D'un côté nous avons donc notre bande d'amnésiques qui va de péripétie en péripétie, tentant par tous les moyens de mettre fin à la fin du monde.
D'un autre, nous suivons un commissaire de police à deux doigts de la retraite, qui voit tomber sur son bureau un dossier brûlant, et surtout doit collaborer avec un jeune lieutenant à la langue bien pendue.

La fin du monde a du retard, c'est donc un récit crépusculaire loufoque, diablement rythmé. Les pages se tournent rapidement, l'inventivité de l'auteur fait mouche, il détourne les codes du thriller ésotérique pour mieux nous amuser et s'amuser des mises en abimes.
Derrière l'histoire burlesque, quelques beaux morceaux. comme les extraits du site lafindumonde.com. l'auteur parvient à être le plus parfait complotiste et nous révèle La Vérité: on nous cache des choses.

C'est drôle et con, parfait pour un petit moment de détente et pour réviser quelques classiques comme Platon ou Ulysse.
Mais la question primordiale reste : que vient faire un pigeon unijambiste et borgne, avec une collerette blanche lors d'une fin du monde dans tout cela ?



Quelques citations :




Une soucoupe roulante.
Le groupe des photographes s’écarta pour laisser passer l’objet roulant non identifié.
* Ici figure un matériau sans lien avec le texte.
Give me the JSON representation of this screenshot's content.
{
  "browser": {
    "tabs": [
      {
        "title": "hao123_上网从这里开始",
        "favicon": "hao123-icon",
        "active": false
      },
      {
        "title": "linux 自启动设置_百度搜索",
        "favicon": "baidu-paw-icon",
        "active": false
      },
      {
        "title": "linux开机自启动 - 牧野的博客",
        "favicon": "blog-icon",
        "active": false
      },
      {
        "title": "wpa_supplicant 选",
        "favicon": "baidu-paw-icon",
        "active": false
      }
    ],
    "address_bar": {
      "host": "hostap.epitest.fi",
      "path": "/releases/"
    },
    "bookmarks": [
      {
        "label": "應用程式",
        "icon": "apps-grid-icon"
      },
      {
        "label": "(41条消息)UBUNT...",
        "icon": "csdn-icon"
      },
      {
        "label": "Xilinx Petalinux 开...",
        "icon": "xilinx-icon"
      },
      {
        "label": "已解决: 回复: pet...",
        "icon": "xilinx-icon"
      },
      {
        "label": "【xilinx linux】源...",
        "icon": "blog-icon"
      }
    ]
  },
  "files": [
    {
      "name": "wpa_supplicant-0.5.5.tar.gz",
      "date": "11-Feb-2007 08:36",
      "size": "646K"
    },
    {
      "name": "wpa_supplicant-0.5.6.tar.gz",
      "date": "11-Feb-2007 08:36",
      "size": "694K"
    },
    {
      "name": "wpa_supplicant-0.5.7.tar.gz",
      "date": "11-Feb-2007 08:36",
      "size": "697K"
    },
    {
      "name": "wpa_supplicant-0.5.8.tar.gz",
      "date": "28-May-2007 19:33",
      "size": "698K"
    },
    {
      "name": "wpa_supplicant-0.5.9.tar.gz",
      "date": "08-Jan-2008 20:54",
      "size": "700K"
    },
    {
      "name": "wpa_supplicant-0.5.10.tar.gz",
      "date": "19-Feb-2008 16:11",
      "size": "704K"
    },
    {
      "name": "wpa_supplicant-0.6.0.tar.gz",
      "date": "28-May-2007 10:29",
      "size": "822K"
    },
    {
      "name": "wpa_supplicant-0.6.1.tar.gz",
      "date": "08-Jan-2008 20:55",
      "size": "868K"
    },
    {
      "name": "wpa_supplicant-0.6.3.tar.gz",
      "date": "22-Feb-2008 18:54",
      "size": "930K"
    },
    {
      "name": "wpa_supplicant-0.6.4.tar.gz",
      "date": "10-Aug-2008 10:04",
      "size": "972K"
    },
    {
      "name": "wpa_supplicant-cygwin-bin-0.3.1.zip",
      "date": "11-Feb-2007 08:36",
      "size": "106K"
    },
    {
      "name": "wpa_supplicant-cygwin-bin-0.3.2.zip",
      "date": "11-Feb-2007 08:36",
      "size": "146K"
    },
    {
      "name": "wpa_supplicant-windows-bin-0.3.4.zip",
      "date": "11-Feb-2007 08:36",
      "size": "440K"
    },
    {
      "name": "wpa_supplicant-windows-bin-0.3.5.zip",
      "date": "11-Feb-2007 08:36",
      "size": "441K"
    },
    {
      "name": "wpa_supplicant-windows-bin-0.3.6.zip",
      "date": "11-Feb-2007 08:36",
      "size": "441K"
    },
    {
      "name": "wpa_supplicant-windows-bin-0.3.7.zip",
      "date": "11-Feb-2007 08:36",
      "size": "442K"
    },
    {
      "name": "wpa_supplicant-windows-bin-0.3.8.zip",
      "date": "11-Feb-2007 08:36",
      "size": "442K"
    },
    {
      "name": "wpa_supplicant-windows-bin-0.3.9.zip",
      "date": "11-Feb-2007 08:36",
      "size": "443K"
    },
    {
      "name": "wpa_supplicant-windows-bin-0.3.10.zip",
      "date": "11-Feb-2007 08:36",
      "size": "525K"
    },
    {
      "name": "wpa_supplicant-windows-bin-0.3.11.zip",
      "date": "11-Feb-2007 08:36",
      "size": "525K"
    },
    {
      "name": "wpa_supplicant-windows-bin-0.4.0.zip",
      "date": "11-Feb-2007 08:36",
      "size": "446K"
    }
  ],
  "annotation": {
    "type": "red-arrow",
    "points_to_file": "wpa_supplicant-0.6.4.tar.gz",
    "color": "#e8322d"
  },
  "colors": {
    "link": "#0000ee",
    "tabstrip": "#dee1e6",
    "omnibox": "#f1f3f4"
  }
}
Certains tombèrent à genoux pour entonner un chant de gloire ; d’autres, rattrapés par leur mission sur Terre, mitraillaient l’apparition ; quelques-uns, enfin, traversaient la route, décidés à intégrer au plus vite la clinique Saint-Charles. De forme quasi sphérique, d’apparence similimétallique, de couleur pseudo blanchâtre, l’appareil prouvait l’existence d’une intelligence des plus moyennes.


Les monstres ont un avantage : on les voit venir de loin. La Méduse se balade avec une chevelure de serpents, Cerbère fait le malin avec ses trois têtes écumantes, la créature de Frankenstein a des cicatrices plein la face, les sorcières ont de grosses verrues et les extraterrestres des tentacules partout. Impossible de se tromper : dès le plus jeune âge, on apprend dans les contes que les gentils sont beaux, raffinés et élégants, et que les méchants ont des physiques impossibles. Moralité, les enfants : méfiez-vous des gens laids.

Que voulez-vous espérer d’une société où les gens ne lisent plus ?
– Les gens ne lisent plus ? Comment vous le savez ?
– Vous vous moquez de moi ? Ouvrez les yeux !
– Ça veut dire que les gens lisaient avant ? Mais quand ?
– Je ne discute pas avec vous, vos raisonnements sont biaisés.
– J’essaie juste de comprendre parce que j’avais appris à l’école que jusqu’à la fin du XIXe siècle et les lois de Jules Ferry, la majorité des Français ne savaient pas lire.
– Toujours votre mauvaise foi.
– Je sais aussi que jusqu’à la fin des années 1950, les gens qui faisaient des études secondaires étaient rares. D’ailleurs le livre de poche n’apparaît qu’à ce moment-là.
– Je ne vois pas le rapport.
– Si on considère que la société des écrans naît à partir des années quatre-vingt avec le développement des télévisions, l’apparition des magnétoscopes et le début des ordinateurs, finalement on peut dire qu’au cours de l’histoire de France, les gens ont lu pendant vingt ans. Les années soixante et soixante-dix, c’est ça ?
– Je ne réponds pas.
– Et par une étrange coïncidence, c’était l’époque de votre jeunesse. Vous avez entendu parler du mythe de l’âge d’or ?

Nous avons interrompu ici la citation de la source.